Before we go any further, it’ll be helpful to define some of the terminology used in ggplot2:

  • The data is what we want to visualize. It consists of variables, which are stored as columns in a data frame.

  • Geoms are the geometric objects that are drawn to represent the data, such as bars, lines, and points.

  • Aesthetic attributes, or aesthetics, are visual properties of geoms, such as x and y position, line color, point shapes, etc.

  • There are mappings from data values to aesthetics.

  • Scales control the mapping from the values in the data space to values in the aesthetic space. A continuous y scale maps larger numerical values to vertically higher positions in space.

  • Guides show the viewer how to map the visual properties back to the data space. The most commonly used guides are the tick marks and labels on an axis.

Here’s an example of how a typical mapping works. You have data, which is a set of numerical or categorical values. You have geoms to represent each observation. You have an aesthetic, such as y (vertical) position. And you have a scale, which defines the mapping from the data space (numeric values) to the aesthetic space (vertical position). A typical linear y-scale might map the value 0 to the baseline of the graph, 5 to the middle, and 10 to the top. A logarithmic y scale would place them differently.

These aren’t the only kinds of data and aesthetic spaces possible. In the abstract grammar of graphics, the data and aesthetics could be anything; in the ggplot2 implementation, there are some predetermined types of data and aesthetics. Commonly used data types include numeric values, categorical values, and text strings. Some commonly used aesthetics include horizontal and vertical position, color, size, and shape.

To interpret the plot, viewers refer to the guides. An example of a guide is the y-axis, including the tick marks and labels. The viewer refers to this guide to interpret what it means when a point is in the middle of the scale. A legend is another type of scale. A legend might show people what it means for a point to be a circle or a triangle, or what it means for a line to be blue or red.

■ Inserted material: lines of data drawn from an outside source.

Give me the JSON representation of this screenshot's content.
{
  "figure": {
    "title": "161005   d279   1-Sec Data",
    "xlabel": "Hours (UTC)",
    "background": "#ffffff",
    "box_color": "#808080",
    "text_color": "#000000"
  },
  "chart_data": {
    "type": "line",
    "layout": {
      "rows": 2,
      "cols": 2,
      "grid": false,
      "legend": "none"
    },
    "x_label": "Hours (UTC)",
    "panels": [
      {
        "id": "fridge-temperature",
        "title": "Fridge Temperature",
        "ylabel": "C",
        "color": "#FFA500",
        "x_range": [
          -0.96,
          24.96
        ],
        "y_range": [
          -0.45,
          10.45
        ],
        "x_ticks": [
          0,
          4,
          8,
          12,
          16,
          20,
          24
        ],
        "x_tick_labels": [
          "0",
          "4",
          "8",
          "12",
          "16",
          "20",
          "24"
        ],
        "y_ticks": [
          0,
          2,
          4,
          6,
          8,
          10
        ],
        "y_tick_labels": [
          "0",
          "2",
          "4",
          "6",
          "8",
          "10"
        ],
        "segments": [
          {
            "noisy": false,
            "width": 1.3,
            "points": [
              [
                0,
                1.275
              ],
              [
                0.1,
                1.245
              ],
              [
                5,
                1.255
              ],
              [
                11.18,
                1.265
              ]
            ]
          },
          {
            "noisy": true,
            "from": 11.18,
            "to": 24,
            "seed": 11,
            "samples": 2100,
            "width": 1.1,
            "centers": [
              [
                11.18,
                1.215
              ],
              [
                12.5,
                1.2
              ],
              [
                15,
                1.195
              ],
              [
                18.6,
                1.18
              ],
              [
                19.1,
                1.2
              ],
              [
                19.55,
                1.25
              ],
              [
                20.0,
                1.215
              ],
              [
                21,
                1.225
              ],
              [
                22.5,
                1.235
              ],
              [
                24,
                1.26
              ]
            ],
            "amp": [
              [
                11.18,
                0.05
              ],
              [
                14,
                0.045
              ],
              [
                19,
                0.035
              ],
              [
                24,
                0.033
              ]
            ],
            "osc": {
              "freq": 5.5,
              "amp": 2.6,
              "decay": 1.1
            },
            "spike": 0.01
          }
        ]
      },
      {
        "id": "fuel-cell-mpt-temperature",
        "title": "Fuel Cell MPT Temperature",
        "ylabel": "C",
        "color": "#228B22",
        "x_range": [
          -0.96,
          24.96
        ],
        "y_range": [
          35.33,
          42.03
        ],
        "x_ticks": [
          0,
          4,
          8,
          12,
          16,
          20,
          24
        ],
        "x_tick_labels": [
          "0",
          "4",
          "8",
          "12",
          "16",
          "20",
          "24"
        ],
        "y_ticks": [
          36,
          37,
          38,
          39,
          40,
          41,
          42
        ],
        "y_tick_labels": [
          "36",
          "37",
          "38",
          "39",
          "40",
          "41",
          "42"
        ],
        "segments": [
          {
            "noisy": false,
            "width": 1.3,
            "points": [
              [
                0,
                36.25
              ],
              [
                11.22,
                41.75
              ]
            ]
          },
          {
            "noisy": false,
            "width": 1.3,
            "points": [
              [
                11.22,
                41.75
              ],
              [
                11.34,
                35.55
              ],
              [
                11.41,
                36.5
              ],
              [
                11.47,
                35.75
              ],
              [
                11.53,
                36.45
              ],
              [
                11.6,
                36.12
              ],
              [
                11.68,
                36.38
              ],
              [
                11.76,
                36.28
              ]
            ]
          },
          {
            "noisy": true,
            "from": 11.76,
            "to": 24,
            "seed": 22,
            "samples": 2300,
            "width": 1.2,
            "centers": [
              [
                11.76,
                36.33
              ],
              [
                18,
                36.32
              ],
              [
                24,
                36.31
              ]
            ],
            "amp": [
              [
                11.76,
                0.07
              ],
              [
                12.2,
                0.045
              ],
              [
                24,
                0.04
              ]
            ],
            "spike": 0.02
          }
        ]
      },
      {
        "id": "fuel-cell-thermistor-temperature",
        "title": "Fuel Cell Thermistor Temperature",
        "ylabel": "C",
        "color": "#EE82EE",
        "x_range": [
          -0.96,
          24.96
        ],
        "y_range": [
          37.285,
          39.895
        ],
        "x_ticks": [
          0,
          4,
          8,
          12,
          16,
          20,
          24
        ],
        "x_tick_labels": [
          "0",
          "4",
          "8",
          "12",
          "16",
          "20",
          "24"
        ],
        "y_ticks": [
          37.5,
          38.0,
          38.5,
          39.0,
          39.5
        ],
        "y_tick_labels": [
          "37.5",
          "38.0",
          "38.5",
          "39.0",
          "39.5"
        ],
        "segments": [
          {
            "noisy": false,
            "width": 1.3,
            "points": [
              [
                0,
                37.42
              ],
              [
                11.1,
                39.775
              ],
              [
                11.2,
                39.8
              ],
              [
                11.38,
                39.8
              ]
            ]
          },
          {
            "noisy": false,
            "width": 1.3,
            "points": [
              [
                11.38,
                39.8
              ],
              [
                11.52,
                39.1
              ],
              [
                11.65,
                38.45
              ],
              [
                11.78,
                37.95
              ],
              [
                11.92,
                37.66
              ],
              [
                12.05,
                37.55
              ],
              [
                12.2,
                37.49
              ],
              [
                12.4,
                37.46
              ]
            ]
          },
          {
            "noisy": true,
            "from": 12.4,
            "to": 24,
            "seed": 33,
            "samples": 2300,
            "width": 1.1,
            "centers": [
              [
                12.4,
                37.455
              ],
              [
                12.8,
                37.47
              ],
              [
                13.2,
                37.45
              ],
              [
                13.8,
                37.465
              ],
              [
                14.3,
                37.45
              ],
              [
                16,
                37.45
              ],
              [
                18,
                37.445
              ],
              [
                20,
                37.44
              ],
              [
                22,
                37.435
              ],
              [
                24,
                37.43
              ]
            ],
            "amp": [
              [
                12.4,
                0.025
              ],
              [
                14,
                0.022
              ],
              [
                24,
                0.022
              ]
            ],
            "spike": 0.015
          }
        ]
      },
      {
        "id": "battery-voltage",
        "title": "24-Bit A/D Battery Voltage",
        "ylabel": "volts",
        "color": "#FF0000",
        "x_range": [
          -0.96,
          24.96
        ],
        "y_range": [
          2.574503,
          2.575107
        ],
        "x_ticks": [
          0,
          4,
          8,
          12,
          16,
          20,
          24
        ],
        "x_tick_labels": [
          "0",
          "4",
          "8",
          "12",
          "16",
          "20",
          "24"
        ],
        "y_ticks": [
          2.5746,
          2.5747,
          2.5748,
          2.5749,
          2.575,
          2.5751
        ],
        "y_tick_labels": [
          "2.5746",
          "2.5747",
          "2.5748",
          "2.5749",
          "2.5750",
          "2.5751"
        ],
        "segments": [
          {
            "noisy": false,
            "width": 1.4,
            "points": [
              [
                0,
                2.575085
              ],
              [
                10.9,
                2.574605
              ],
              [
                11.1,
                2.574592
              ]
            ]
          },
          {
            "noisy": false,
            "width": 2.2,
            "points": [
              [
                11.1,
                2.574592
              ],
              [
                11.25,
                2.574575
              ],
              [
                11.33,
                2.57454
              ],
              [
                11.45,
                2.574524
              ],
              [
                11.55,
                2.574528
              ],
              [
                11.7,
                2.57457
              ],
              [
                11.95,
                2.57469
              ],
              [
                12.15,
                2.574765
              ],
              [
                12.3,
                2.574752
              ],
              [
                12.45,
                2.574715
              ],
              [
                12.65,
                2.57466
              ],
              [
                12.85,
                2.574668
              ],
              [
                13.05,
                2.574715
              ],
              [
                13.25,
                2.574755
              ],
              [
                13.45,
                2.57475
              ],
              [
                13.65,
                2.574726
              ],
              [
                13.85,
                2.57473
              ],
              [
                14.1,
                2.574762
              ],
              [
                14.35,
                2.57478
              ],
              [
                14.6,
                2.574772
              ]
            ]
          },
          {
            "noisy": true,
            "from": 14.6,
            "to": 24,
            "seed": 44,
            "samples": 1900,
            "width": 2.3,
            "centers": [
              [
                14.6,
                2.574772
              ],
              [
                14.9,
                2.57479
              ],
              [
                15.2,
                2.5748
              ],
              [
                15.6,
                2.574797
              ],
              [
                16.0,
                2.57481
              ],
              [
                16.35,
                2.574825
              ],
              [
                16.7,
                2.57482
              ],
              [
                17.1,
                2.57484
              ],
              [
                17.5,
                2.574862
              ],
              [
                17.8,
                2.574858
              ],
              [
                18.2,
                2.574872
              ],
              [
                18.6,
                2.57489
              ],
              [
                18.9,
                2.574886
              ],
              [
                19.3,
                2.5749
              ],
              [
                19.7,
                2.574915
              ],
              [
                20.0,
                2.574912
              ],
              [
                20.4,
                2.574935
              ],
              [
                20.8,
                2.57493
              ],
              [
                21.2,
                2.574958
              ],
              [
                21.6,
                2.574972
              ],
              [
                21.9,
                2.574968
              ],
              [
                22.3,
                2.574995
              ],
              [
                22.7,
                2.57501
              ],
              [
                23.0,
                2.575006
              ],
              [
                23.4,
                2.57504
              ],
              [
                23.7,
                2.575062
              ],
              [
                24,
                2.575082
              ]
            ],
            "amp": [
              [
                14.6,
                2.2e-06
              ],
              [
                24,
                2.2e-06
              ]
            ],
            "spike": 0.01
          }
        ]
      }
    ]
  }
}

Some aesthetics can only work with categorical variables, such as the shape of a point: triangles, circles, squares, etc. Some aesthetics work with categorical or continuous variables, such as x (horizontal) position. For a bar graph, the variable must be categorical-it would make no sense for there to be a continuous variable on the x-axis. For a scatter plot, the variable must be numeric. Both of these types of data (categorical and numeric) can be mapped to the aesthetic space of x position, but they require different types of scales.

Note

In ggplot2 terminology, categorical variables are called discrete, and numeric variables are called continuous. These terms may not always correspond to how they’re used elsewhere. Sometimes a variable that is continuous in the ggplot2 sense is discrete in the ordinary sense. For example, the number of visible sunspots must be an integer, so it’s numeric (continuous to ggplot2) and discrete (in ordinary language).